In dvd, sempre l’anno scorso, “The wind that shakes the barley” di Ken Loach.
Al cinema, alla domenica pomeriggio prima di andare al lavoro, un po’ di cartoni animati con mio figlio.
Sono uno zero totale…
BTW (se tu già non conoscessi il significato dell’acronimo l’aiuto lo trovi qui:http://www.gaarde.org/Acronyms/? (a proposito bello l’acronimo AAAAA)) visto che nel sopracitato luogo ci sei andata con la tua (una delle due) compagna di scuola tedesca, lei dovrebbe averene un approccio molto meno legato ai tabù italiani. Sarebbe inoltre interessante mettere a confronto le esperienze in proposito delle 2 tedesche: mentre nella germania occidentale i sexy shops erano comuni più o meno come i tabaccai (e più o meno così percepiti) nella zona orientale, prima della caduta del muro, erano assolutamente virtati, simbolo della decadenza dei costumi capitalistici.

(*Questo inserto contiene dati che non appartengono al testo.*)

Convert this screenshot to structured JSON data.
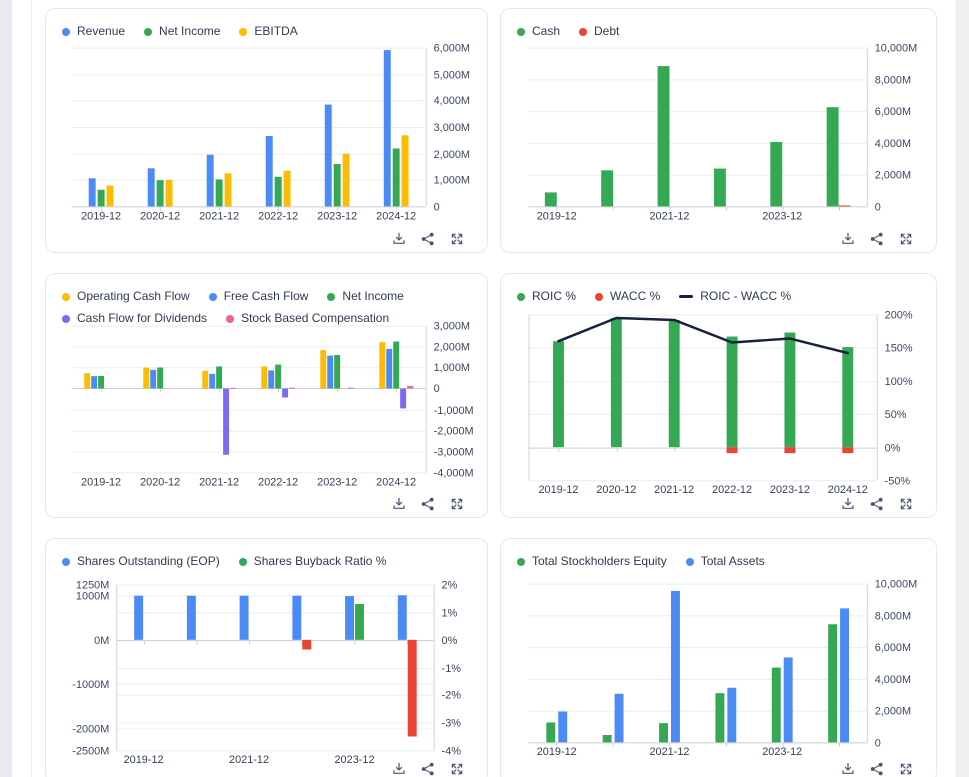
{
  "colors": {
    "blue": "#4c8bf5",
    "green": "#34a853",
    "yellow": "#fbbc04",
    "red": "#ea4335",
    "purple": "#8069f1",
    "pink": "#f0609e",
    "line_navy": "#16213f",
    "text": "#333f54",
    "icon": "#4a5570"
  },
  "chart_data": [
    {
      "type": "bar",
      "categories": [
        "2019-12",
        "2020-12",
        "2021-12",
        "2022-12",
        "2023-12",
        "2024-12"
      ],
      "x_label_indices": [
        0,
        1,
        2,
        3,
        4,
        5
      ],
      "y_right": {
        "min": 0,
        "max": 6000,
        "ticks": [
          0,
          1000,
          2000,
          3000,
          4000,
          5000,
          6000
        ],
        "format": "commaM"
      },
      "series": [
        {
          "name": "Revenue",
          "kind": "bar",
          "color": "#4c8bf5",
          "values": [
            1060,
            1440,
            1950,
            2660,
            3850,
            5910
          ]
        },
        {
          "name": "Net Income",
          "kind": "bar",
          "color": "#34a853",
          "values": [
            630,
            990,
            1020,
            1120,
            1600,
            2190
          ]
        },
        {
          "name": "EBITDA",
          "kind": "bar",
          "color": "#fbbc04",
          "values": [
            790,
            1000,
            1250,
            1350,
            1990,
            2690
          ]
        }
      ]
    },
    {
      "type": "bar",
      "categories": [
        "2019-12",
        "2020-12",
        "2021-12",
        "2022-12",
        "2023-12",
        "2024-12"
      ],
      "x_label_indices": [
        0,
        2,
        4
      ],
      "y_right": {
        "min": 0,
        "max": 10000,
        "ticks": [
          0,
          2000,
          4000,
          6000,
          8000,
          10000
        ],
        "format": "commaM"
      },
      "series": [
        {
          "name": "Cash",
          "kind": "bar",
          "color": "#34a853",
          "values": [
            880,
            2270,
            8840,
            2380,
            4060,
            6250
          ]
        },
        {
          "name": "Debt",
          "kind": "bar",
          "color": "#ea4335",
          "values": [
            0,
            0,
            0,
            0,
            0,
            60
          ]
        }
      ]
    },
    {
      "type": "bar",
      "categories": [
        "2019-12",
        "2020-12",
        "2021-12",
        "2022-12",
        "2023-12",
        "2024-12"
      ],
      "x_label_indices": [
        0,
        1,
        2,
        3,
        4,
        5
      ],
      "y_right": {
        "min": -4000,
        "max": 3000,
        "ticks": [
          -4000,
          -3000,
          -2000,
          -1000,
          0,
          1000,
          2000,
          3000
        ],
        "format": "commaM"
      },
      "series": [
        {
          "name": "Operating Cash Flow",
          "kind": "bar",
          "color": "#fbbc04",
          "values": [
            730,
            1000,
            840,
            1050,
            1830,
            2210
          ]
        },
        {
          "name": "Free Cash Flow",
          "kind": "bar",
          "color": "#4c8bf5",
          "values": [
            590,
            890,
            700,
            860,
            1570,
            1890
          ]
        },
        {
          "name": "Net Income",
          "kind": "bar",
          "color": "#34a853",
          "values": [
            600,
            1000,
            1050,
            1140,
            1600,
            2240
          ]
        },
        {
          "name": "Cash Flow for Dividends",
          "kind": "bar",
          "color": "#8069f1",
          "values": [
            0,
            0,
            -3160,
            -430,
            0,
            -950
          ]
        },
        {
          "name": "Stock Based Compensation",
          "kind": "bar",
          "color": "#f0609e",
          "values": [
            0,
            0,
            30,
            40,
            40,
            120
          ]
        }
      ]
    },
    {
      "type": "bar+line",
      "categories": [
        "2019-12",
        "2020-12",
        "2021-12",
        "2022-12",
        "2023-12",
        "2024-12"
      ],
      "x_label_indices": [
        0,
        1,
        2,
        3,
        4,
        5
      ],
      "y_right": {
        "min": -50,
        "max": 200,
        "ticks": [
          -50,
          0,
          50,
          100,
          150,
          200
        ],
        "format": "pct"
      },
      "series": [
        {
          "name": "ROIC %",
          "kind": "bar",
          "color": "#34a853",
          "values": [
            160,
            195,
            192,
            167,
            173,
            151
          ]
        },
        {
          "name": "WACC %",
          "kind": "bar",
          "color": "#ea4335",
          "values": [
            0,
            0,
            0,
            -9,
            -9,
            -9
          ]
        },
        {
          "name": "ROIC - WACC %",
          "kind": "line",
          "color": "#16213f",
          "values": [
            160,
            195,
            192,
            158,
            164,
            142
          ]
        }
      ]
    },
    {
      "type": "bar",
      "categories": [
        "2019-12",
        "2020-12",
        "2021-12",
        "2022-12",
        "2023-12",
        "2024-12"
      ],
      "x_label_indices": [
        0,
        2,
        4
      ],
      "y_left": {
        "min": -2500,
        "max": 1250,
        "ticks": [
          1250,
          1000,
          0,
          -1000,
          -2000,
          -2500
        ],
        "format": "plainM"
      },
      "y_right": {
        "min": -4,
        "max": 2,
        "ticks": [
          2,
          1,
          0,
          -1,
          -2,
          -3,
          -4
        ],
        "format": "pct"
      },
      "series": [
        {
          "name": "Shares Outstanding (EOP)",
          "kind": "bar",
          "axis": "left",
          "color": "#4c8bf5",
          "values": [
            1000,
            1000,
            1000,
            1000,
            990,
            1010
          ]
        },
        {
          "name": "Shares Buyback Ratio %",
          "kind": "bar",
          "axis": "right",
          "color": "#34a853",
          "neg_color": "#ea4335",
          "values": [
            0,
            0,
            0,
            -0.35,
            1.3,
            -3.5
          ]
        }
      ]
    },
    {
      "type": "bar",
      "categories": [
        "2019-12",
        "2020-12",
        "2021-12",
        "2022-12",
        "2023-12",
        "2024-12"
      ],
      "x_label_indices": [
        0,
        2,
        4
      ],
      "y_right": {
        "min": 0,
        "max": 10000,
        "ticks": [
          0,
          2000,
          4000,
          6000,
          8000,
          10000
        ],
        "format": "commaM"
      },
      "series": [
        {
          "name": "Total Stockholders Equity",
          "kind": "bar",
          "color": "#34a853",
          "values": [
            1250,
            460,
            1210,
            3100,
            4710,
            7440
          ]
        },
        {
          "name": "Total Assets",
          "kind": "bar",
          "color": "#4c8bf5",
          "values": [
            1940,
            3060,
            9540,
            3440,
            5350,
            8440
          ]
        }
      ]
    }
  ]
}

Ma quanto impegno si è sempre profuso nel tenere sotto controllo ciò che accadeva sotto le lenzuola degli altri!
Le intervisterò.
Mi farò una cultura.
😉
Io ho come l’idea che entro duecento metri da una chiesa o da una scuola nel centro di Firenze non ci sia nulla. Comunque la storia di quella norma nell’apposito regolamento comunale è spassosa e, in maniera piccola piccola, intrecciata con la locale diaspora della sinistra. Un po’ intrecciata pure con il mondo diviso dai muri, sole che, come dire, a parti invertite.
Il perché debba esistere una distanza tra un sexy-shop ed una chiesa mi lascia ancora stupefatto, pensa abbiamo perfino ristoranti vicino ai cimiteri.
Beh la pesantezza aiuta a scrivere, no? Comunque, spero per te che l’Irlanda, ti alleggerisca dall’oppressione nazionale.
ahah si in realtà è un po’ imbarazzante ma alcuni “capi” sono accettabili..fortunatamente ho incontrato solo commesse donne e ci sono andata solo una volta, a Dublino..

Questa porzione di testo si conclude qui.